The ISS took an evasive maneuver on Friday to avoid colliding with a piece of space junk, according to Dmitry Rogozin, head of Russian space agency Roscosmos. The fragment came from a Pegasus rocket launched by the United States in 1994. The ISS deviated from its course by roughly 1,000 ft (310 m) for nearly three minutes, the agency said in a tweet.

But while the astronauts managed the encounter without any harm, the situation raises serious concerns about the future of spaceflight.

Two close calls for the ISS

NASA had announced on Tuesday that flight controllers and orbital debris specialists in Houston were “assessing the potential risk” the debris posed to the ISS. The press release identified the object as a fragment created by the breakup of the upper stage of a Pegasus rocket in 1996, two years after its launch. When that incident occurred, it was “recognized as the worst satellite breakup on record in terms of catalogued debris,” according to a report published the following year. Another 2002 report was filed that cited “a slight algorithmic error”, causing the rocket’s navigation system to “incorrectly calculate” the rocket’s position, placing it in a low orbit. Which is bad.

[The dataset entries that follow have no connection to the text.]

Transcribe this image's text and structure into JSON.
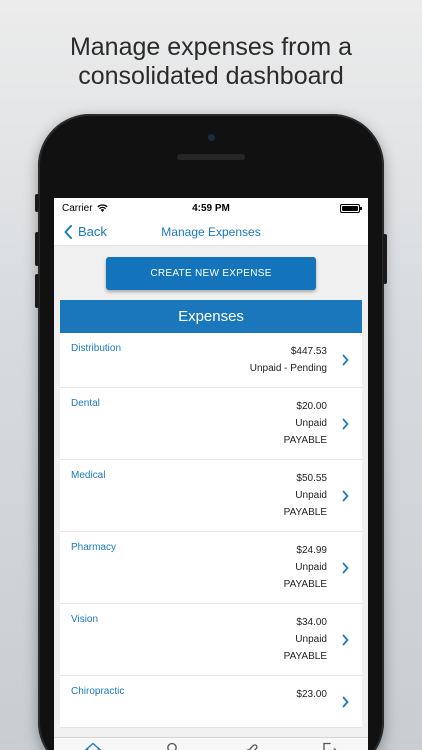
{
  "promo": {
    "line1": "Manage expenses from a",
    "line2": "consolidated dashboard"
  },
  "status": {
    "carrier": "Carrier",
    "time": "4:59 PM"
  },
  "nav": {
    "back_label": "Back",
    "title": "Manage Expenses"
  },
  "create_button": "CREATE NEW EXPENSE",
  "expenses": {
    "header": "Expenses",
    "items": [
      {
        "category": "Distribution",
        "lines": [
          "$447.53",
          "Unpaid - Pending"
        ]
      },
      {
        "category": "Dental",
        "lines": [
          "$20.00",
          "Unpaid",
          "PAYABLE"
        ]
      },
      {
        "category": "Medical",
        "lines": [
          "$50.55",
          "Unpaid",
          "PAYABLE"
        ]
      },
      {
        "category": "Pharmacy",
        "lines": [
          "$24.99",
          "Unpaid",
          "PAYABLE"
        ]
      },
      {
        "category": "Vision",
        "lines": [
          "$34.00",
          "Unpaid",
          "PAYABLE"
        ]
      },
      {
        "category": "Chiropractic",
        "lines": [
          "$23.00"
        ]
      }
    ]
  },
  "tabs": [
    {
      "label": "Home",
      "icon": "home-icon",
      "active": true
    },
    {
      "label": "Profile",
      "icon": "profile-icon",
      "active": false
    },
    {
      "label": "External Link",
      "icon": "link-icon",
      "active": false
    },
    {
      "label": "Log Out",
      "icon": "logout-icon",
      "active": false
    }
  ],
  "colors": {
    "accent": "#1a7abf",
    "header": "#1b77bb",
    "button": "#1474bb"
  }
}
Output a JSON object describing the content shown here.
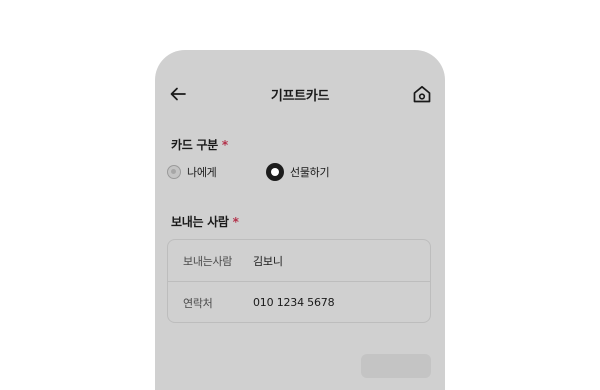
{
  "header": {
    "title": "기프트카드",
    "back_icon": "arrow-left-icon",
    "home_icon": "home-icon"
  },
  "card_type": {
    "label": "카드 구분",
    "required_mark": "*",
    "options": [
      {
        "label": "나에게",
        "selected": false
      },
      {
        "label": "선물하기",
        "selected": true
      }
    ]
  },
  "sender": {
    "label": "보내는 사람",
    "required_mark": "*",
    "rows": [
      {
        "label": "보내는사람",
        "value": "김보니"
      },
      {
        "label": "연락처",
        "value": "010 1234 5678"
      }
    ]
  },
  "colors": {
    "sheet_bg": "#d0d0d0",
    "required": "#b3314a",
    "radio_selected": "#1c1c1c"
  }
}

Friday’s maneuver marks the second time in less than three weeks that space debris has interrupted operations on the ISS. A more dangerous situation unfolded on November 15, when the crew of 7 — from the United States, Russia, and Germany — took shelter in their transport spacecraft while passing by a field of debris created by Russian military testing. A U.S. State Department spokesperson denounced the test later that day, saying the debris was the product of “a destructive satellite test of a direct ascent anti-satellite missile against one of its own satellite(s),” according to a report in Space.com. The government claims the test created more than 1,500 pieces of debris large enough to track and “hundreds of thousands of pieces of smaller orbital debris.”

The growing problem of space junk

The U.S. Department of Defense currently tracks roughly 22,300 pieces of space debris, but that’s just a fraction of the millions of fragments from rocket stages, spacecraft, and satellites that still orbit the Earth. Those pieces have a total mass of at least 9,000 tons, according to Space Archaeologist Alice Gorman. That poses a problem for spacecraft and satellites, which can be damaged by even small pieces of debris. And the sheer volume of dangerous space junk is rapidly increasing. One reason is the surge in launch testing systems sending more satellites into space. Gorman is especially concerned about projects like SpaceX’s Starlink and Amazon’s Project Kuiper, which together plan to launch tens of thousands of satellites into low-earth orbit.

“I want to see some of these mega constellation operators releasing their long-term modeling for collisions as more and more satellites are launched,” said Gorman in a report from Scientific American. But alas, new launches aren’t the only source of space debris, according to retired NASA senior scientist Donald Kessler. He predicted in the 1970s that if enough space junk were to accumulate, collisions between pieces of debris would occur frequently enough to cause a runaway increase in the total number of fragments orbiting Earth. “There is now agreement within the community that the debris environment has reached a ‘tipping point’ where debris would continue to increase even if all launches were stopped,” he said in the Scientific American report.

Researchers have proposed several solutions for reducing the amount of space debris and cleaning up the junk already in orbit. OneWeb and SpaceX — companies that plan on sending a lot of satellites into orbit — are working on ways to ensure that their spacecraft will burn up in Earth’s atmosphere when they become obsolete. For example, researchers in the U.S. recently described a plan to use spinning magnets to safely capture space junk, but it’s unclear who would pay for and undertake the project. And, in light of Kessler’s calculations, it might be too late for spacefarers to avoid this problem.